Saturday, September 12, 2015

Or forever hold your PEACE.

Michele is an Introvert to the Nth degree. I’ve loved her for 15 years – maybe more if you count the tingly feeling I got when we were both in college and she was still outta my league. My introvert wife recharges her soul with Peace & Quiet. She thrives off of alone time. Time to decompress and think life through.
Me? I’m the Extrovert. I react to things quickly and usually with emotion. I do better with face-to-face interaction and personal touch. As far as opposites go, I think Michele and I are a perfect match.

It snowed yesterday here in Kivalina.. The children came to school with a different skip in their step. I snapped pictures out of the front Cunnychuck door. We’ve been bracing against another cold snap with high winds and overcast skies. The snow shouldn’t have come at a surprise but it did.
1st Snow. 9/11/15 - looking south out the Cunnychuck @ 8:00am
 
1st snow - looking North at the Playground's FINAL Day. 
It’s 12:37 on a Saturday. My roommate flew out early to coach his second cross-country meet. The house has been quiet. I woke at my own leisure and celebrated the first snow and making it through my 4th week with a breakfast fit for a King.

A sausage, egg and cheese sandwich on a sourdough muffin, chased with Biscuits and Sausage Gravy and a glass of double filtered, ice cold water. 
My stay in KIVLs - captured in 1 perfect picture.
After barely escaping the perfect food coma, I got down to the nitty gritty of teaching in the Northwest Arctic Borough School District – weekend Lesson Plans. Back in Small Town, Minnesota my 14-year routine had become wrote memory. I was comfortable going in to each new day whether every minute was planned out or not. Here at McQueen School, and all across the Bush, we are required to submit detailed and specific weekly lesson plans, fully equipped with matching State Standards and enough BS to placate the egos of those with enough time on their hands to peruse them once submitted.  It’s a painstaking weekly ritual in busy work. So, I followed my biscuits with paperwork.

I typed up the beginnings of some Sub Plans for Monday and Tuesday because I will be leaving The Rock for Kotzebue for a couple of days. I get to attend a volleyball coaches workshop and hopefully run in to some old friends from C3. I’m excited for both. After the sub plans were sketched out, I even graded a grammar assignment. I was on a roll this morning.

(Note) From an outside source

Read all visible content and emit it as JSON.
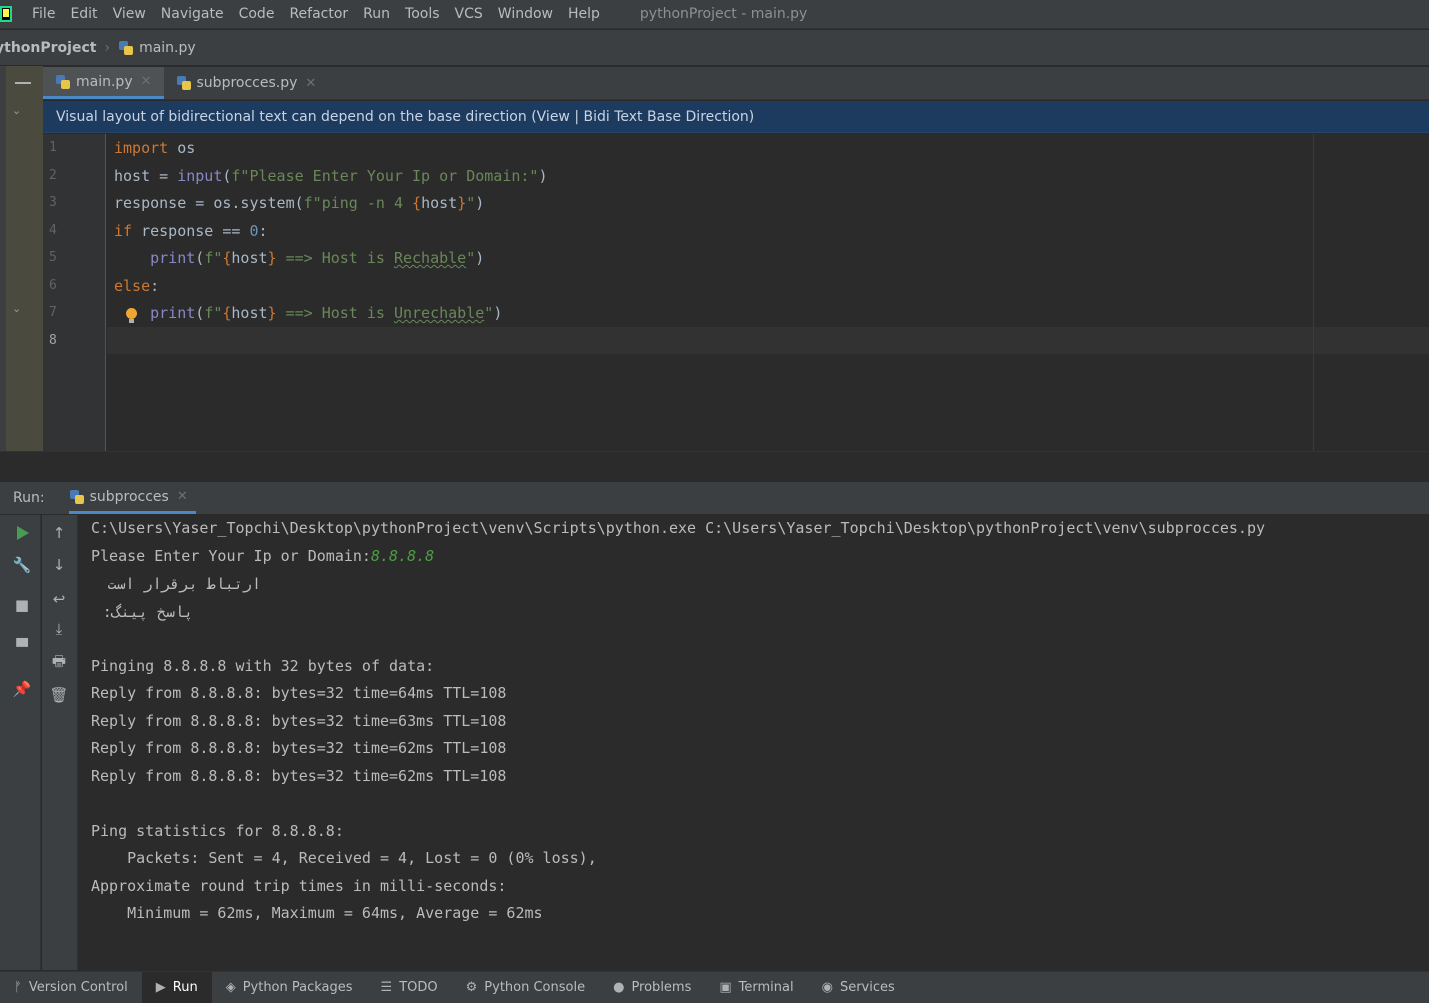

Making sure that I didn’t have too much fun all at once, I decided to go for a walk. Since my Alaskan adventure has began, I have easily logged more miles on my feet than in a car. Here in KIVLs, the thing to keep my mind straight is to exercise, whether it be a run on the beach, a walk around the village or calisthenics in Senior Housing. I usually prefer a fast paced walk and am most times alone. Although I have been joined by Jon, Leah and the hounds, and Wild Bill from time to time. 

I try to keep the pace up in for a couple of reasons, One, I want to count it as exercise and the other, it’s easier to avoid a trailing posse of elementary students if I just give my hugs, say my “hellos” and keep the pace up.

This morning I hit the ocean side frontage road and headed north – my typical clockwise route. I drifted off in to thought and then it hit me…

It was approaching NOON on a beautiful Saturday on the northwest coast of Alaska and I HADN’T TALKED TO ANYONE!!!!   My extroverted self was healthy, relaxed, accomplished and happy and I had yet to physically speak a word. Don’t get me wrong, Facebook and emails had already been attended to. So, it’s not like I was locked up in my own little world. I just thought that it was interesting that I was taking so much pleasure from a quiet morning by myself – and that I wasn’t in a turkey blind or in a deer stand….just going about my morning routine without someone cheering me on or listening to my bullsh*t.

4 young Eskimo boys approached me, each carrying a puppy.

That was the first time I had talked to anyone on this beautiful day in the Arctic.
The snow and the playground are gone. The snow will be back. The playground won't.


3 comments:

janie said...

So curious how much eggs are a dozen??!!!

Unknown said...

There's twelve eggs in a dozen. : )

I will check when I get back to Kivalina...I'm in Kotzebue for a 2 day coaches training and having a great time. I know that the eggs were eggspensive... haha... I think somewhere around $7.00 but I think I still have the receipt.
Kirby

kirby said...

A dozen Eggs were $6 bucks today in Kotzebue...we don't always have them in Kivalina and they're just a little bit more than that here.